Realmente no extraño el tiempo familiar. No puedo, cuando me hacen más inútil de lo que ya soy o las preguntas son las mismas. Hace unos meses no hubiera sido tan malo el tiempo compartido.
Creí que la temporada que no he estado con ellos era bastante pesada [entre exámenes, trabajos,prácticas -que salen sin saber cómo-, horarios cambiantes...], pero como suele ser normal: me equivoque. Es mejor estar sin el afecto [y lo digo yo: Koala, me llamaron por no soltar a quien mostrará un poco de tacto] que saber su significado encubierto.
Es mejor no tener tiempo con el que poder visitar familiares [depende de quienes, hay con quién puedo decir no preguntar y con otros- que resulta ser la mayoría- contar desde el principio por centésima vez- sospecho que es Alzheimer, más que nada porque sino no veo otro explicación que me pueda gustar-].
Desde que se acordamos las reuniones, calculé las preguntas y respuestas que hicieron luego. No fallan.
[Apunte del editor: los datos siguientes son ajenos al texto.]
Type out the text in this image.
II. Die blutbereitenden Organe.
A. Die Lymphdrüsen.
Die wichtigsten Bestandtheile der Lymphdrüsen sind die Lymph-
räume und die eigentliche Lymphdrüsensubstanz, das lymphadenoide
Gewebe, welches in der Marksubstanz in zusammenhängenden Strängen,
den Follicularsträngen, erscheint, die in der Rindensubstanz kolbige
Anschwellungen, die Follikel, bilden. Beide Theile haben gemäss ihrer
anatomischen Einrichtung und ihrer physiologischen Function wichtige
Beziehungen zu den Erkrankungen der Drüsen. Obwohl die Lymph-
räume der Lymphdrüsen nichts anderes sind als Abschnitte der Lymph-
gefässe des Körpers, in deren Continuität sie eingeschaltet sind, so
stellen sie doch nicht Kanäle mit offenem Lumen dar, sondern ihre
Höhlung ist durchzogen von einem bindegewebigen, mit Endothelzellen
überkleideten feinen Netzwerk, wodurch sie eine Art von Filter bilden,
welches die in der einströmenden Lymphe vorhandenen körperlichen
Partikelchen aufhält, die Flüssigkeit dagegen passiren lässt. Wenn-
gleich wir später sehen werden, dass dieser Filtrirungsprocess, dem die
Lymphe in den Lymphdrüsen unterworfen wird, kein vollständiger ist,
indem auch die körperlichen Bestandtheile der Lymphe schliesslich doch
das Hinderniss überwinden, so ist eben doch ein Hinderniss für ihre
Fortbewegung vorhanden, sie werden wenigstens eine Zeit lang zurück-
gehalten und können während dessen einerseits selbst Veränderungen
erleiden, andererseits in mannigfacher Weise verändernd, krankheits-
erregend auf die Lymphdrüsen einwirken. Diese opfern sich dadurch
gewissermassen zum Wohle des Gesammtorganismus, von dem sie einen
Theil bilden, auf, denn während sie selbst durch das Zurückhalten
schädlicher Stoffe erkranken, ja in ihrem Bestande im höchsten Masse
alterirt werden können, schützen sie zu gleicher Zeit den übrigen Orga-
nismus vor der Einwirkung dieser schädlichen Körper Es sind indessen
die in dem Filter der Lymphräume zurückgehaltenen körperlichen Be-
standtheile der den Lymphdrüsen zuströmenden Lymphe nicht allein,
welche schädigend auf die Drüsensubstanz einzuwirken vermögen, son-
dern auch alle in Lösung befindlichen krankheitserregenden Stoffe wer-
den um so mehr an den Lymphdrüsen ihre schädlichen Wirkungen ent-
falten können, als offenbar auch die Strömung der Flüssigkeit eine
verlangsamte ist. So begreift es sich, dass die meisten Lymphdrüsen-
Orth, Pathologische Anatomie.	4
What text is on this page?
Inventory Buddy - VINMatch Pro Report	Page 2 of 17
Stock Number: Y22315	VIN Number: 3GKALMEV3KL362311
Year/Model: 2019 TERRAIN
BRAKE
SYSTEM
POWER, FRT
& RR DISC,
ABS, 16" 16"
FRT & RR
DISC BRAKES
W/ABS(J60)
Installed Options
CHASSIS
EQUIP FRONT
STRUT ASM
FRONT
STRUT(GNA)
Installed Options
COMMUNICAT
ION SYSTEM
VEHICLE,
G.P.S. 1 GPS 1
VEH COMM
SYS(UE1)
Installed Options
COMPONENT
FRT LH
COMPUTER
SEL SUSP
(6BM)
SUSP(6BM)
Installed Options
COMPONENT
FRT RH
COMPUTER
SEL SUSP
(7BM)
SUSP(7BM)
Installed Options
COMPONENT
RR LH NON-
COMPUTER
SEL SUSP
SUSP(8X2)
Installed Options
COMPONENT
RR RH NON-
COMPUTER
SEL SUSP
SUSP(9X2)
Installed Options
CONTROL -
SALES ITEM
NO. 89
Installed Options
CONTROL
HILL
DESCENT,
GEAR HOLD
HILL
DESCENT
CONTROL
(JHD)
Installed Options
Pude salir de todas sin decir nada que no supieran, no creo que los bajones que haya podido tener es lo que realmente quieren saber, así que sigo "estando en las nubes" para ellos, es lo mejor; si cuando me acerco a ellos tienen miedo de lo que voy a decir, es mejor usar el amplio vocabulario que la lengua nos ha dado.
Cansa ver la impotencia que crea el conocimiento. Creo que fue mejor cuando no sabíamos nada.
Amistades han preguntado porqué respondo "todo en orden" cuando me preguntan cómo estoy, respondo que es la verdad, sonrío y sigo diciendo alguna broma [el bufón no tiene descanso porque si no no habría quien fuera feliz- la clave está en la ilusión que provoca que actúa de piñón libre-]. Como he dicho antes hay que usar el amplio vocabulario que la lengua nos ha dado. Todo en orden, las cosas suceden porque pasan de lo contrario no pasarían al igual que con el tiempo. No creo que niegue la verdad, pero tampoco la afirmo. ¿Cómo se puede responder una pregunta que no sabe su solución?